While the burgers are not health risks and the horse meat is thought to have originated in products made in mainland Europe, the discovery has raised concerns about the traceability of meat products. It also has the potential to damage Ireland’s global reputation for safe food.
Mayo IFA Chairman, Padraic Joyce told The Mayo News that Irish farmers were ‘put through the mill’ by the Department of Agriculture on traceability, and he believes this will reassure consumers that Irish beef is safe.
“People should know what they are eating, but farmers operate to high standards, and this [discovery] has nothing to do with farming … Farmers have traceability right to the door and have been put through the mill by the department, which is only right in a way. The long and the short of it is that this does not pose a safety threat even though it [horse meat] shouldn’t be in it,” he explained.
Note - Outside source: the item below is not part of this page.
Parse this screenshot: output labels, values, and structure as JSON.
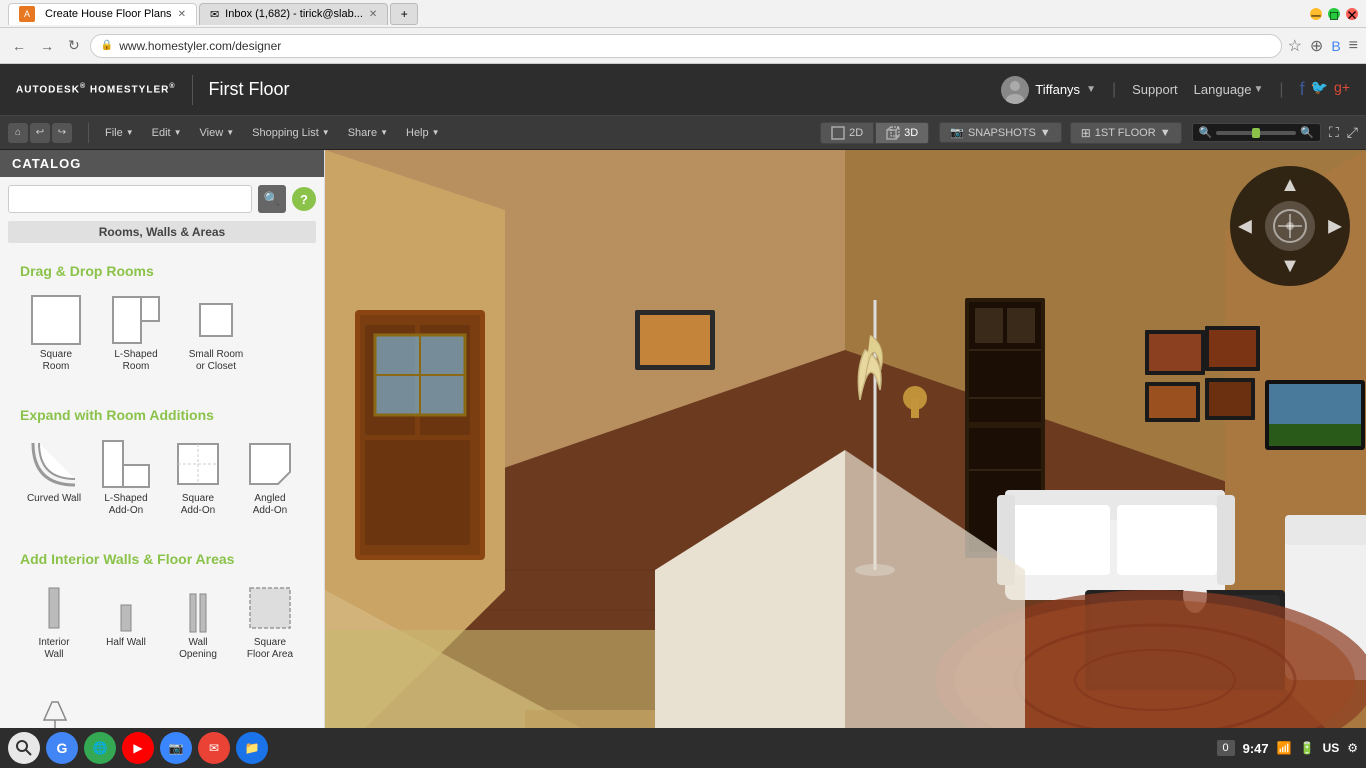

Mr Joyce also added that he does not think this controversy will have a long-term impact on the Irish beef or food industry.
“Possibly in the short term this may change the way people eat … But I don’t think it will have a long-term effect. We meet the highest standards with traceability, and we are saying our beef does not pose a threat to consumers.”
Meanwhile Fianna Fáil spokesperson for Agriculture, Éamon Ó Cuív has called for a the Oireachtas Agriculture Committee to investigate the horse-meat controversy.
“It’s very important that the committee carries out a thorough investigation into the horse meat controversy, we need to ascertain exactly what happened and what can be done at a national level to ensure that it cannot happen again.
“Many jobs depend on the meat sector, from the farmers to workers in distribution, to workers in the processing industry. Our reputation as a safe, quality producer of food with a high level of traceability of product is vital. We need to get to the bottom of this affair quickly and take all necessary steps to protect our reputation,” he said.